Supplemental Reading:

Britni de la Cretaz, New Bill Could Quadruple Prison Time for Opioid-Related Offenses, http://www.thefix.com/new-bill-could-quadruple-prison-time-opioid-related-offenses

 

Key Principles of Addiction

Key principles about addictive disorders can help us understand the complexities of recovery. Listen in to the opiate recovery support group as they share their thoughts on these principles.

Discussion Guide:

What are your thoughts about these key principles?

  1. Don't expect a sick brain to make a healthy decision.
  2. Always a part of the problem, it is difficult for family members of people addictive disorders to become a part of the solution.
  3. In the treatment of patients with addictive disorders, any therapeutic compromise is destined to fail.
  4. Never, never underestimate the additive power of alcohol and opioids.
  5. Don't expect a broken brain to fix itself by itself.
  6. People who are addicted to alcohol and drugs alienate all friends who are not themselves chemically dependent.
  7. Combining other personality disorders with addictive disorders is like combining jet fuel with a match.
  8. It takes one physician to withdraw a person from alcohol and drugs. It takes a "therapeutic village" to prevent his or her return to alcohol and drugs.
  9. Although a person with addictive disorders cannot recover without total abstinence, total abstinence does not constitute recovery.
  10. When a person with addictive disorders begins to recover, the dynamics of all important relationship also change.
  11. The discontinuation of alcohol and drugs lifts the veil of denial covering over the tragic consequences of addiction-related misbehavior.
  12. Even though the reasons for depression are understandable, treat the person for depression. (Antidepressants may be required at any phase of the treatment of patients with addictive disorders.)
  13. Alcohol and drugs of abuse will poison a person's assets.

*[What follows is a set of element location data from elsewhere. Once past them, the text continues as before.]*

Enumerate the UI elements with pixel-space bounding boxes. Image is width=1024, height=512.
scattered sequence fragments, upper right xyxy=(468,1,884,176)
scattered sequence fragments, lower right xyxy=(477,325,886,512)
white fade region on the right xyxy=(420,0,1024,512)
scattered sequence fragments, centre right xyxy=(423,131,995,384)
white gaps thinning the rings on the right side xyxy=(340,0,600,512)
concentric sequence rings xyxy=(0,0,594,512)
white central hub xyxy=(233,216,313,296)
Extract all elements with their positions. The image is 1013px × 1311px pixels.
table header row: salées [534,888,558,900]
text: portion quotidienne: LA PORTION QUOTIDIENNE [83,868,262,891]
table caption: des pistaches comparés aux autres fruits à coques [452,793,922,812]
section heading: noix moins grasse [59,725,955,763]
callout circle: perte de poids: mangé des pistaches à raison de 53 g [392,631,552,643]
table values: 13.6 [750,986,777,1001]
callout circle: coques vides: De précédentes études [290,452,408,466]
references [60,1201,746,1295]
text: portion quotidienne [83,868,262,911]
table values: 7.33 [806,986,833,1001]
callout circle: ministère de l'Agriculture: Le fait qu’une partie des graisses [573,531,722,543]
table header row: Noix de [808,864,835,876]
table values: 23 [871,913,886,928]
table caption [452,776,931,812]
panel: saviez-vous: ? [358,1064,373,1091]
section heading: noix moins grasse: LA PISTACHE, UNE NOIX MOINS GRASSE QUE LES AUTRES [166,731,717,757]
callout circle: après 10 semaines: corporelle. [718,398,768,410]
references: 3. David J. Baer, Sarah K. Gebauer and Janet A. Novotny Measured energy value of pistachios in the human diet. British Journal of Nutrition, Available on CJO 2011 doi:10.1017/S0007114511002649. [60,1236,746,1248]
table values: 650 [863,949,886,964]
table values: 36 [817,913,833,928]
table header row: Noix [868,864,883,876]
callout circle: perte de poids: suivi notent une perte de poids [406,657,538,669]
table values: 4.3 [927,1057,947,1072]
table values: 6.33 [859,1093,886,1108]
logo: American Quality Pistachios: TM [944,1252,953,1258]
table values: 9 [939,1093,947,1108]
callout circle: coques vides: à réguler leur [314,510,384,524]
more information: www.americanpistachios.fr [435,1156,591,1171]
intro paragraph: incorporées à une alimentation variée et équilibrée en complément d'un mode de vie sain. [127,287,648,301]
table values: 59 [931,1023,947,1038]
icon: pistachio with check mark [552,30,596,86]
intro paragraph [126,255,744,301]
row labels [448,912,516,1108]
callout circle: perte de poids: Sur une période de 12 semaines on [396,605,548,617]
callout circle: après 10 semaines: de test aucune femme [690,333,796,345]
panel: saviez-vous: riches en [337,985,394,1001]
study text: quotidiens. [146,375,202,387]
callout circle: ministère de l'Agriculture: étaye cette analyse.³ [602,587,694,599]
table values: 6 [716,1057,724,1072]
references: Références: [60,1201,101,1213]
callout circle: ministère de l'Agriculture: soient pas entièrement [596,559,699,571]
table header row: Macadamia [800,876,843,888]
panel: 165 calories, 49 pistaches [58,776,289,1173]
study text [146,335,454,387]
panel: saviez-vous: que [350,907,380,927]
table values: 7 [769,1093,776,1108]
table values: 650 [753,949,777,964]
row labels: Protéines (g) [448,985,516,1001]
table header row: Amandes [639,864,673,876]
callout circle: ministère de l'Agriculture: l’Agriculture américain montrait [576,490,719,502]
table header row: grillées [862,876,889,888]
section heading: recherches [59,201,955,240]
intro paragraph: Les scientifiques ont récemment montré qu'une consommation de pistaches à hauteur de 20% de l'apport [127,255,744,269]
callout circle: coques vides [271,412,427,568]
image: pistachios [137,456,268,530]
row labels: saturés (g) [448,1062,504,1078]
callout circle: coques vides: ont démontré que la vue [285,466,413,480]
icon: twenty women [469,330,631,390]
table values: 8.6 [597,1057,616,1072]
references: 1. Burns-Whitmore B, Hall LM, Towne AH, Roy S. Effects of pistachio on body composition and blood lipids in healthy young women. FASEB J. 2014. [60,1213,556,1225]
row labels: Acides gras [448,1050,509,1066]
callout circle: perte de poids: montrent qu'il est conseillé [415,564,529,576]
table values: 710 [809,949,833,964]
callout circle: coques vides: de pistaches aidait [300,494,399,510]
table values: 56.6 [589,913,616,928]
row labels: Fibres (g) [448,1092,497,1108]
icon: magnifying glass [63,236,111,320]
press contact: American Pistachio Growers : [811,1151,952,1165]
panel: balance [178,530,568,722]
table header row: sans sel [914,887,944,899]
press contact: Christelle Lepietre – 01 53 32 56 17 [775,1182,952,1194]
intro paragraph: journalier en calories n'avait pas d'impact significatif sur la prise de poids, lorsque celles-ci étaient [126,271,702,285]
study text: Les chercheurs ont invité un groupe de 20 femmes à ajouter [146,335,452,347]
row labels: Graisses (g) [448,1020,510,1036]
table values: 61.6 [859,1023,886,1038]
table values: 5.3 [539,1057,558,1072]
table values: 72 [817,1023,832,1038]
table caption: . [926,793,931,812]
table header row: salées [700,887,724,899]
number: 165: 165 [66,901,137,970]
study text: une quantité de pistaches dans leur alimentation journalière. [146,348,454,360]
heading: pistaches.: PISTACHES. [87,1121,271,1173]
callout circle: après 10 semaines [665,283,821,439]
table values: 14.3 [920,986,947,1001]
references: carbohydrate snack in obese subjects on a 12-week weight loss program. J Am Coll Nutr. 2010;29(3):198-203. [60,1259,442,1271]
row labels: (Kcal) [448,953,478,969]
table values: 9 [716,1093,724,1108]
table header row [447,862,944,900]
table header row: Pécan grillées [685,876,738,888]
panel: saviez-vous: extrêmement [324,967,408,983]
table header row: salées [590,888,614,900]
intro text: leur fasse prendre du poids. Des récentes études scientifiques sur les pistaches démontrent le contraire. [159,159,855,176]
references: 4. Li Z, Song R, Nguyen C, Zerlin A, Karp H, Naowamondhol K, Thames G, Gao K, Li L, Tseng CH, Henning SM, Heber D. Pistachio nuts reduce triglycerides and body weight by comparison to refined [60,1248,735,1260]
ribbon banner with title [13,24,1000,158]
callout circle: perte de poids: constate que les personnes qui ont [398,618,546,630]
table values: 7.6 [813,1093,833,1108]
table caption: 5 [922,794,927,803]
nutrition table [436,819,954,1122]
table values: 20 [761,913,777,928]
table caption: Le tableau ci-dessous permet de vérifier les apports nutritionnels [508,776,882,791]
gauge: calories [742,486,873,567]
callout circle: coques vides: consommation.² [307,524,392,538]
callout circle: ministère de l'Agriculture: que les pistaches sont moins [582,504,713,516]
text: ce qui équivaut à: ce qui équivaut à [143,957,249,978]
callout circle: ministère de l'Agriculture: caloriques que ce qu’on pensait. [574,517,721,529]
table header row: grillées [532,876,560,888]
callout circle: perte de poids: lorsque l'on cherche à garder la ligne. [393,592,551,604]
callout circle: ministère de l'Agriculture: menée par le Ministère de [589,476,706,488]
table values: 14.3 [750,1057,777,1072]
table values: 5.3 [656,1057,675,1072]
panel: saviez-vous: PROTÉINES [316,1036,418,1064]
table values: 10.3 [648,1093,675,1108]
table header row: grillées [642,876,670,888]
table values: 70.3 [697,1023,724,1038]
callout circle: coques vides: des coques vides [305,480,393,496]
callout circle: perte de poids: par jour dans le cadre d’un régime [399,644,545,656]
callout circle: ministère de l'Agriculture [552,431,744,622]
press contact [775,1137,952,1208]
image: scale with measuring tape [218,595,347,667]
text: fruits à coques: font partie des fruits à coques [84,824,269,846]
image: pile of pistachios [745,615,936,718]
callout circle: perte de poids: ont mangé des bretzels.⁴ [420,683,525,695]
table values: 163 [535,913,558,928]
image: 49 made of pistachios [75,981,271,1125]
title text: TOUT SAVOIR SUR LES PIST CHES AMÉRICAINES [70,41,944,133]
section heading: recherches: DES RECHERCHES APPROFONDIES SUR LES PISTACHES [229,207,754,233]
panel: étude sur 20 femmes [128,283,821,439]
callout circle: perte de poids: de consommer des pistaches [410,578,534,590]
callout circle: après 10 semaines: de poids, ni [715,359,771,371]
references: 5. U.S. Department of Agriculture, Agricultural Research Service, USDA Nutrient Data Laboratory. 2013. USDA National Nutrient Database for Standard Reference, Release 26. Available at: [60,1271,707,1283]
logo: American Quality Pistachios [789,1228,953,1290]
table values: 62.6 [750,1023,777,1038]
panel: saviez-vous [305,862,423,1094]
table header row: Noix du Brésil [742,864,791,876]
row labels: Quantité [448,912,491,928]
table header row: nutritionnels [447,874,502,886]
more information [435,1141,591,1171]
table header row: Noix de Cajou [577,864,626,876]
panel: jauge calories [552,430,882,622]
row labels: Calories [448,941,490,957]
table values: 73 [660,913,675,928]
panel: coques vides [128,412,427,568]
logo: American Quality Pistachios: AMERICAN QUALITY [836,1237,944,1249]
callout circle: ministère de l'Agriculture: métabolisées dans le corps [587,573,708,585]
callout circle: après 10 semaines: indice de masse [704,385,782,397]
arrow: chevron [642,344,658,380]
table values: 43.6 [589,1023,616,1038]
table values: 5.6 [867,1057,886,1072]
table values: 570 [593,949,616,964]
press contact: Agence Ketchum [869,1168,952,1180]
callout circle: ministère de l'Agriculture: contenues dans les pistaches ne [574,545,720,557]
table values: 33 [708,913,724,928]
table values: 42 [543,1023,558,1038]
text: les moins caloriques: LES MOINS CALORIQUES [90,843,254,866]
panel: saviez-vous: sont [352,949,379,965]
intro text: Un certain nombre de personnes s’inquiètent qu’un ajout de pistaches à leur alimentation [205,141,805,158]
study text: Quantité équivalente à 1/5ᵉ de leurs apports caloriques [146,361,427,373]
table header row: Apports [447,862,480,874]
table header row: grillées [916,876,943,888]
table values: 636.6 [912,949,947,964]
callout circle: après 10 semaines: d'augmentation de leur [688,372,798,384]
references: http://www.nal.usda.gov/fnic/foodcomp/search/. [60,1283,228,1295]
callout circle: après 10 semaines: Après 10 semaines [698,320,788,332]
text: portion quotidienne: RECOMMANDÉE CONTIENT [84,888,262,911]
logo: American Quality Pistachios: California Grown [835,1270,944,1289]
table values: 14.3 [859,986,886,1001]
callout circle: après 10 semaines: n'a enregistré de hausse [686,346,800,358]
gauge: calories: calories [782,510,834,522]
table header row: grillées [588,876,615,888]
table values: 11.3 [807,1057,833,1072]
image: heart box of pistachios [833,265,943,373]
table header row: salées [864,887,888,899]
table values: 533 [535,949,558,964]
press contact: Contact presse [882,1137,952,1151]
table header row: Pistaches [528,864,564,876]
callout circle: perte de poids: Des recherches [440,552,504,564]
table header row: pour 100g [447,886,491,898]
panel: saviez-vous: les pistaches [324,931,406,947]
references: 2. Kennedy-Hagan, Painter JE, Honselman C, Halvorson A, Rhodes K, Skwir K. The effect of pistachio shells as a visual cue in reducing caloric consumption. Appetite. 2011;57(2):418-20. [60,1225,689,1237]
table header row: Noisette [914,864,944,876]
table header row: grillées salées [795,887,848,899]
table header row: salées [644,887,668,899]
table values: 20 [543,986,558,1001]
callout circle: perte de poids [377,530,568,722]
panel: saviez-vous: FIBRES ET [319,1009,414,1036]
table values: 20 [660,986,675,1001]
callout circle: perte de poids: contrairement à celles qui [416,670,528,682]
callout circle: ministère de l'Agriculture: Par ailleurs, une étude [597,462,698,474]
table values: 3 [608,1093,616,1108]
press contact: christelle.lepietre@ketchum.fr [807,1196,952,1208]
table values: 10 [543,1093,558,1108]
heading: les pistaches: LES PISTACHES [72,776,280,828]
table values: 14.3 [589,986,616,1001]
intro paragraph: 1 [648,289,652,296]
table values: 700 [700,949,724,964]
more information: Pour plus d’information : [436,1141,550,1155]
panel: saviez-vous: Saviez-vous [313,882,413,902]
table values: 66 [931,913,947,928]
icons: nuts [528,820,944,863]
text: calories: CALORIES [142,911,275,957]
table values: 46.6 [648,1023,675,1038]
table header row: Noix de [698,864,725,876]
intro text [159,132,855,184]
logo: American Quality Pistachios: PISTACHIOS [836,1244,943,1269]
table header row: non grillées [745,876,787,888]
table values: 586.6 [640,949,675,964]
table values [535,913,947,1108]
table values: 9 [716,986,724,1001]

Adapted from Stuart C. Yudofsky, Fatal Flaws: Navigating Destructive Relationships with People with Disorders of Personality and Character

Group Member Talks About his Relapse

One of our group members is overwhelmed with depression following the loss of someone he loves. It was more than he could withstand, and he turned to substances to cope. Thankfully, he returned to recovery group for support. Listen in to the opiate recovery support group as he talks about what happened and what he needs now.

Discussion Guide:

Describe a situation that caused, or nearly caused, a relapse.

What was your intention at the time? What did you want to have happen?

What was your belief about the situation? What were the automatic thoughts that came to your mind? Can you identify faulty thinking?

What were your feelings? What emotions caused you to be vulnerable at the time?

What was, or could have been, the negative effect of a relapse to yourself? To others?

What is your prevention plan? Identify the steps you will take to avoid a future relapse.